Kate Tucker, Fingerbreadth
artist statement
Fingerbreadth is the width of a finger, an obsolete human measurement. Once, we counted units on our hands, measured scale against our bodies. Digits were fingers, rather than the 0’s and 1’s that now form the foundation of digital technology. Today, standardised rules eradicate ambiguity and we are accustomed to pressure for precision. We are preoccupied with machine learning, which promises us progress through hyper efficiency, delivering back to us a kind of random, rolling summary of ourselves. There is a fear that in outsourcing too much, we risk degrading our humanity. Perhaps this implies that our value could be located somewhere inside the inefficiency of the labour processes we are attempting to phase out. Ironically, I recently read that artificial intelligence can’t configure enough universal rules in its data set to accurately depict human hands. I often reference images from vintage DIY craft and construction books, of people making things. I too, am trawling through data in an attempt to locate that which is shared and universal. In these grainy photos of hands printing cloth, reupholstering chairs and cutting wood, are the unmeasurable facets of who we are.
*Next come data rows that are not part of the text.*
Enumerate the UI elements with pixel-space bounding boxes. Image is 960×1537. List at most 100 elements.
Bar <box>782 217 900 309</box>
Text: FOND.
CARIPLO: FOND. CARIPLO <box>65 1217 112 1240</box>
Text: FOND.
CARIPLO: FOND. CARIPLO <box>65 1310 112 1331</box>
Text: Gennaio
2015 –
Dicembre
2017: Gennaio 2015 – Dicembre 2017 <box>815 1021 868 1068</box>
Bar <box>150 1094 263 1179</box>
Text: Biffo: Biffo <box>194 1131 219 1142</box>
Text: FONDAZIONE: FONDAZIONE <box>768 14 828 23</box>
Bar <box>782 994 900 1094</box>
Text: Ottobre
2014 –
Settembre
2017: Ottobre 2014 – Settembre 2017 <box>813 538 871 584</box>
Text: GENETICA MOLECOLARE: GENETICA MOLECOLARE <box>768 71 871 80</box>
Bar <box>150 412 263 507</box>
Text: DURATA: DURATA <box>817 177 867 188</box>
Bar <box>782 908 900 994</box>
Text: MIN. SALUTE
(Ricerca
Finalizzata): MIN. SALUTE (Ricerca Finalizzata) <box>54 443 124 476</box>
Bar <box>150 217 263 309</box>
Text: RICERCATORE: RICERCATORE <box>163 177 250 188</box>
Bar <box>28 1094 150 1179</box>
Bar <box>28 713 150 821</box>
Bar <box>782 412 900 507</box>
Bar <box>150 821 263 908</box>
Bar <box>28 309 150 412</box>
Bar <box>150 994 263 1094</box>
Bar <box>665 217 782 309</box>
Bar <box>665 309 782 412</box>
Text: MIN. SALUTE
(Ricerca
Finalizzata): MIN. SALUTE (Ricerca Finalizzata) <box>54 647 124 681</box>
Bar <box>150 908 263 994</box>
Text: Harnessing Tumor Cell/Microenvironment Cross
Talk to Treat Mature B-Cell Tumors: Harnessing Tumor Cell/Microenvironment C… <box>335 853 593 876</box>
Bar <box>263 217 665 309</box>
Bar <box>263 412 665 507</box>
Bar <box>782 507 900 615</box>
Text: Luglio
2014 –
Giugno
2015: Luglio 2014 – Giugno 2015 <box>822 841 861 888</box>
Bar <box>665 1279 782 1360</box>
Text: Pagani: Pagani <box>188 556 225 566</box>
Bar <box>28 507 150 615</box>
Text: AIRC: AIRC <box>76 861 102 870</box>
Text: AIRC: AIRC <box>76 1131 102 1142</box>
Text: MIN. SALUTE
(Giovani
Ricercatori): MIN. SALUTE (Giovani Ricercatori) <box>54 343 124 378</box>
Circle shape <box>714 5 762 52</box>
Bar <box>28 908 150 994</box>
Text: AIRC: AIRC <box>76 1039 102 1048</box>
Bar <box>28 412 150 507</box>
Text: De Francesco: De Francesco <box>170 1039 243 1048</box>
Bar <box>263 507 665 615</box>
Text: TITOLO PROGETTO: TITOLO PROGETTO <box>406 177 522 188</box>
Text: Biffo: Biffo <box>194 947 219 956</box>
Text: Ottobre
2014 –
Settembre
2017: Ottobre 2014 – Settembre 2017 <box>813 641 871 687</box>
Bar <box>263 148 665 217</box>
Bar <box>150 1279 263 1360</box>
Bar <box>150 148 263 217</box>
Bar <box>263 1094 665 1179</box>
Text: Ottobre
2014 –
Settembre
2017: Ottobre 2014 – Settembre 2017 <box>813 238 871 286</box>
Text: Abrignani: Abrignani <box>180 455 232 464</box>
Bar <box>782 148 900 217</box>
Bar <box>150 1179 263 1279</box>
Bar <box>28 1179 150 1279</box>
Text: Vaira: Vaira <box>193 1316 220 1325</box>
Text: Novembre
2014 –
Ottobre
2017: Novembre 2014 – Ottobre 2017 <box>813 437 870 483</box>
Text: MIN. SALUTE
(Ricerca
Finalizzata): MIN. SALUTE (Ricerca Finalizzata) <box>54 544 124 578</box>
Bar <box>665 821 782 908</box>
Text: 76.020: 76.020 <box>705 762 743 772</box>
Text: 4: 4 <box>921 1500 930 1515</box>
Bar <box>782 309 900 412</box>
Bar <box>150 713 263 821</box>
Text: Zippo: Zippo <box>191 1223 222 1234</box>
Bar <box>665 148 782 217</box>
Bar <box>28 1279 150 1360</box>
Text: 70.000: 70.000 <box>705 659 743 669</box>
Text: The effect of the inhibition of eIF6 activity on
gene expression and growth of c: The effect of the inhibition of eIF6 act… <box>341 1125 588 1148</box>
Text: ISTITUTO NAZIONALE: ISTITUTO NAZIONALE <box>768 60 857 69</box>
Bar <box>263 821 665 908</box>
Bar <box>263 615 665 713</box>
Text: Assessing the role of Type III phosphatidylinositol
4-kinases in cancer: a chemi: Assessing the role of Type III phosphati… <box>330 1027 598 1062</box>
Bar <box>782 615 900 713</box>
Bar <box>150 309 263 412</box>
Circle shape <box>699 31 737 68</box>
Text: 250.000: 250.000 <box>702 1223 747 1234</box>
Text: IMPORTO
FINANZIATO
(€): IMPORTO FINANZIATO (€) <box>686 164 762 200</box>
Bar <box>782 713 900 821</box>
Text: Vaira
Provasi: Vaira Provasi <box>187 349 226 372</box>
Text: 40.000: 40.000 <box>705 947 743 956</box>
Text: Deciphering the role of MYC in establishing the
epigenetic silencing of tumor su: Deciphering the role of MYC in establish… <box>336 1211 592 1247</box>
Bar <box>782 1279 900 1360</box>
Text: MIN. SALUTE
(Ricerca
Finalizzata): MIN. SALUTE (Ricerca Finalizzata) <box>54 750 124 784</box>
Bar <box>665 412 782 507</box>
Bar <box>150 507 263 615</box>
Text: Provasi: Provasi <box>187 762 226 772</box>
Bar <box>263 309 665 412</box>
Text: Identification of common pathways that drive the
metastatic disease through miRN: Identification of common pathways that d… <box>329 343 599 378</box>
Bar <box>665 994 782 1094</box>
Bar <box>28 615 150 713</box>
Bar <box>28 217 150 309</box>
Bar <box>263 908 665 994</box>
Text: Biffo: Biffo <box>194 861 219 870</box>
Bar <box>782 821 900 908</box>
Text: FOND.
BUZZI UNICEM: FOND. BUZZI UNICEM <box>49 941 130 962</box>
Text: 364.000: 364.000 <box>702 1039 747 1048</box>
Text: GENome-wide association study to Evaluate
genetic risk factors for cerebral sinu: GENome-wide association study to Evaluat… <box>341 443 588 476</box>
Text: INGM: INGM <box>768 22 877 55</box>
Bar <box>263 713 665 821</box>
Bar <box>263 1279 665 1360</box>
Our contact with the handmade is often mediated by a screen, where we must fall back on previous inputs around the history of materials and make assumptions about scale and texture. My works reveal far more in person, reject purity and challenge definition, in order to slow the exchange of ‘information’ with the viewer. They are recognisably anchored in the physicality of making, but I aim to shift each element both towards and away from its context, forming a mass of rules which are set, then disrupted. In the paintings, various elements aggregate intuitively, presenting a cross section of layers that don’t make chronological sense. Visible inside layers expose and make solid the process, allowing glimpses of abandoned directions. The inside of the work is more than a support and the surface rejects finality, everything completed is a potential beginning. I take photos of work in progress, print them onto fabric and paste them back into the work. With every flattened layer, there is also an expansion of form.
Ceramic bases hold and support the paintings, with the content of each part informed by the other. The ceramics borrow painterly effects and the paintings are slab like, they lean toward each other. They derive from a kind of loop between mind and hand as I negotiate the conundrum of making physical things from a digital headspace.
The elevations are an intermediary between the hybrid sculptures and the space they inhabit. They draw on the structures and materials of the studio, symbolically elevating the other works. A wariness around consumption is a useful constraint, as parts of failed and abandoned works are absorbed rather than discarded and replaced.
The hybrids vary widely in size, as though the scale tool has been used in Photoshop. This flippant rejection of uniformity is also a play on the arbitrary nature of measurement. I am often perplexed by how value is determined within a creative act. It seems that the parts of existing as an artist that are hardest to measure are often the most important. The unproductive gaps, the emotional and intellectual terrain that there is not time to reveal, the many invisible networks of support required.
The works form a relationship of mutual support, finding a sense of completion as part of a community. They embody a kind of material empathy. They are both constrained by the physical limitations of my body, and liberated by the unmediated connection between mind and material, via the hand. Each work has developed through gradual accretion, embedding a sense of thoughtful quietness implied by solo, manual labour. Together the works pose a question which I am then moved to answer; they are defined by their contribution to the continuum of practice.